MBA financing changed significantly in 2025–2026. If you plan to start an MBA, acting before July 1, 2026 may preserve Grad PLUS access under the legacy provision. MBA House advisors stay current on every option, from scholarship positioning to employer sponsorship, and can help you minimize out-of-pocket cost.
How MBA House connects financing to admissions
Financing strategy begins before applications are submitted. The GMAT score, school list, round choice, essays, recommendations, and interview preparation can all affect scholarship and aid outcomes. If scholarship matters, the application should be built with that goal in mind.
MBA House helps candidates identify which schools are worth the cost, where scholarships may be more realistic, when a higher GMAT score is worth chasing, and how to explain goals in a way that makes the MBA investment credible.
Book a free strategy call if you want a practical plan for your school list, score strategy, application timeline, and financing or scholarship goals.
MBA financing FAQs
Can I get loans for an MBA?
Many U.S. borrowers use federal unsubsidized loans and private loans. The Grad PLUS loan was eliminated for new borrowers starting July 1, 2026, so private loans, scholarships, and employer support fill the gap above the federal cap. Eligibility and terms depend on the borrower and the school.
What happened to the Grad PLUS loan for MBA students?

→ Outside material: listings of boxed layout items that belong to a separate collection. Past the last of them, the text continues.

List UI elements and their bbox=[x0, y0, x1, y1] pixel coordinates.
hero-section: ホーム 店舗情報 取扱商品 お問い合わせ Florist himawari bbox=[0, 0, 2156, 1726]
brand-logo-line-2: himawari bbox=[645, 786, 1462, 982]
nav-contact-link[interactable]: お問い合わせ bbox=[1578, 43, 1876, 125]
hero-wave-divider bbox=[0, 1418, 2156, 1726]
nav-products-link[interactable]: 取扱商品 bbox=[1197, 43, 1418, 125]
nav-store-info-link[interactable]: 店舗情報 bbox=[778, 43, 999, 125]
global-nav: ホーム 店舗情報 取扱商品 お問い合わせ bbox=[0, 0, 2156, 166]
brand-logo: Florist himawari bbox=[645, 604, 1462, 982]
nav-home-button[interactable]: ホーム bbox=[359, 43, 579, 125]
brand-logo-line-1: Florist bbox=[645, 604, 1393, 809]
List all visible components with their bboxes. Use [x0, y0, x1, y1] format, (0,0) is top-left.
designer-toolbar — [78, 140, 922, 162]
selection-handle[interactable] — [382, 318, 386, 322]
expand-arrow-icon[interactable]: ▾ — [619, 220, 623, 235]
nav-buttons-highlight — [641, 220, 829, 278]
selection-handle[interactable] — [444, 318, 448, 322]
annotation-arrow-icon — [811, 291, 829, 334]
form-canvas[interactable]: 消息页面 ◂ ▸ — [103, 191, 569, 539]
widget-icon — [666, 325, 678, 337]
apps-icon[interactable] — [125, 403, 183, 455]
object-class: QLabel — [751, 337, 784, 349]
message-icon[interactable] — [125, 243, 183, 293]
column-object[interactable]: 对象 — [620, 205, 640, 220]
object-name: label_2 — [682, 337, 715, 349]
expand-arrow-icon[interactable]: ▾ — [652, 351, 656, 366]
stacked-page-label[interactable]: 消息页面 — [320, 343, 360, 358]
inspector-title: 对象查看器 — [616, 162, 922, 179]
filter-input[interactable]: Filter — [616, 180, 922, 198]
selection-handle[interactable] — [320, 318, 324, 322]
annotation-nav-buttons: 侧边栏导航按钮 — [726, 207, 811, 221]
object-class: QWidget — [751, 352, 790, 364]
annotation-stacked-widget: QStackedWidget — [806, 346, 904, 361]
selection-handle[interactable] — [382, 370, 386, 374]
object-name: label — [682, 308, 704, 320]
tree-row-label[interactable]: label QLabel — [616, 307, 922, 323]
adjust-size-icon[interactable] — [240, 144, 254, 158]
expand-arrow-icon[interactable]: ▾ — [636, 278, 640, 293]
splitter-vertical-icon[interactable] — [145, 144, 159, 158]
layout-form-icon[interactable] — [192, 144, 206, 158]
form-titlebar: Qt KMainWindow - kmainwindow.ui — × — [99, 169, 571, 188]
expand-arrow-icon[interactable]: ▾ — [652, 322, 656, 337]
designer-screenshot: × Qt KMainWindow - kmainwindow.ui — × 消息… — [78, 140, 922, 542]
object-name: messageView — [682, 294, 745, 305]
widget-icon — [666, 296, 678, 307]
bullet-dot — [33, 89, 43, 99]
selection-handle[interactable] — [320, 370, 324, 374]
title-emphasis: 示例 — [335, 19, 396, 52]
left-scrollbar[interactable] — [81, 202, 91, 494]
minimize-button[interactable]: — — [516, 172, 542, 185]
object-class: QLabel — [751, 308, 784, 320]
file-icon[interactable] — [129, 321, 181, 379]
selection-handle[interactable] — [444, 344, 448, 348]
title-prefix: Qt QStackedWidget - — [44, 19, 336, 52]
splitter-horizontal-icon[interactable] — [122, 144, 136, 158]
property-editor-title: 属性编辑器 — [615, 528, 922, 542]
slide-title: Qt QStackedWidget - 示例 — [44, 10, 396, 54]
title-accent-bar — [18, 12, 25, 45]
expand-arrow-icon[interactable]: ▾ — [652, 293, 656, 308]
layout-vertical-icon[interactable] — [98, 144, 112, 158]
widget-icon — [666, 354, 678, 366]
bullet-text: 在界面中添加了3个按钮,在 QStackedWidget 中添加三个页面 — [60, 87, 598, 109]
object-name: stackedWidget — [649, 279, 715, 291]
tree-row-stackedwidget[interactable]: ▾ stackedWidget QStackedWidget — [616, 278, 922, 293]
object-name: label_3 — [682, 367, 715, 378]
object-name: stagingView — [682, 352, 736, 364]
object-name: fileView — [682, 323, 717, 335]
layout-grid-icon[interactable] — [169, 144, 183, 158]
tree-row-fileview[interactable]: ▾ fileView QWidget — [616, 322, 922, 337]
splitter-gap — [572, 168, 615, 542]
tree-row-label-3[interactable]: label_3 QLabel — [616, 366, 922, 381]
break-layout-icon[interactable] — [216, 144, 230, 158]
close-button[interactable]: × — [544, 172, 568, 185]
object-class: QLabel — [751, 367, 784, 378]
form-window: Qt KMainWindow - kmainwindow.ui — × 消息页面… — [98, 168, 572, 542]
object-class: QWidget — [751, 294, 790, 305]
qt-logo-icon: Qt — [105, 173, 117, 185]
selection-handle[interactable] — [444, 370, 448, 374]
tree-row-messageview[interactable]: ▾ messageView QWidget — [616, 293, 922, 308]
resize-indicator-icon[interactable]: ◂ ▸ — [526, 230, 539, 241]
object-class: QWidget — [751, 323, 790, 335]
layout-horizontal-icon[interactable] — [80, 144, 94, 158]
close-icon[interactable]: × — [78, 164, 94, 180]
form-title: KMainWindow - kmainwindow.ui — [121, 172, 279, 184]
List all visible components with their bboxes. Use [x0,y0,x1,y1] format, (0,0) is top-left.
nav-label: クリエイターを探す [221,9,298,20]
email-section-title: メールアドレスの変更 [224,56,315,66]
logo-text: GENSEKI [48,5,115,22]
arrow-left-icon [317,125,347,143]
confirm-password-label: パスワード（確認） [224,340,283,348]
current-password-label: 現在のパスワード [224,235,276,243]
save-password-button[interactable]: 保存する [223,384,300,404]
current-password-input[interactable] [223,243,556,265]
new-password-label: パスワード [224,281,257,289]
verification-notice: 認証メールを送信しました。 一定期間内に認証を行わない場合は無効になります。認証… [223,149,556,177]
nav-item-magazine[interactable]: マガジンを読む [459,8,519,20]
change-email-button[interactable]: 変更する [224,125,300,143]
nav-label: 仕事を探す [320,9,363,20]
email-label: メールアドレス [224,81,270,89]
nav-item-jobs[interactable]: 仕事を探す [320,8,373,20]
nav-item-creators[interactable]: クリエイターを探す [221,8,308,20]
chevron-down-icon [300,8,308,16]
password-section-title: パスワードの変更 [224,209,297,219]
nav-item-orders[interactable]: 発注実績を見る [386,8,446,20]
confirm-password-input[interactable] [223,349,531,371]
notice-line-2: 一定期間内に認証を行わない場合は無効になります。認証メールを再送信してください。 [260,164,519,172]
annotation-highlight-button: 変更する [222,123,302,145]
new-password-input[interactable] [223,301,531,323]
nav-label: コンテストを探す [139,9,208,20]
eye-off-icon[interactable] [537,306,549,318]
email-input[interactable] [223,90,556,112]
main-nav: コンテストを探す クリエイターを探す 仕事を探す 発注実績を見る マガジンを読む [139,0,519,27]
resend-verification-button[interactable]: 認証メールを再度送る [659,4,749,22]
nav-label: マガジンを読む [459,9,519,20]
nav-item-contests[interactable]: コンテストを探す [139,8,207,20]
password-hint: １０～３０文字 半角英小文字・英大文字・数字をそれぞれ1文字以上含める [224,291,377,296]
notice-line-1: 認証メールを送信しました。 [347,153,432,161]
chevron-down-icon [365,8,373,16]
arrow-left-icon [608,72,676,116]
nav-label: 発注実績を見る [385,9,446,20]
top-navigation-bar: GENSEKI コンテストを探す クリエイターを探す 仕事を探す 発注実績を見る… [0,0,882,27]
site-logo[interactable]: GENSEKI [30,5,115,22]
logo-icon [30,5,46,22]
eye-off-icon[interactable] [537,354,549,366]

Under the One Big Beautiful Bill Act, signed July 4, 2025, the Grad PLUS program was eliminated for new borrowers starting July 1, 2026. Borrowers who took a federal direct loan before that date may qualify for a legacy provision allowing continued access for up to three more years.
What are the new federal loan limits for graduate students in 2026?
Starting July 1, 2026, federal Direct Unsubsidized Loans for master's-degree students such as MBAs are capped at $20,500 per year and $100,000 over the lifetime of graduate study.
Are MBA scholarships common?
Many schools offer scholarships or fellowships, but the rules vary. Some are merit-based, some are need-based, and some require separate applications.
Should I choose the school that gives me the most money?
Not always. Compare scholarship amount, total cost, career outcomes, fit, and the role the school plays in your goals.
Can MBA House help with financing strategy?
Yes. MBA House can connect school selection, GMAT strategy, scholarship positioning, and application planning.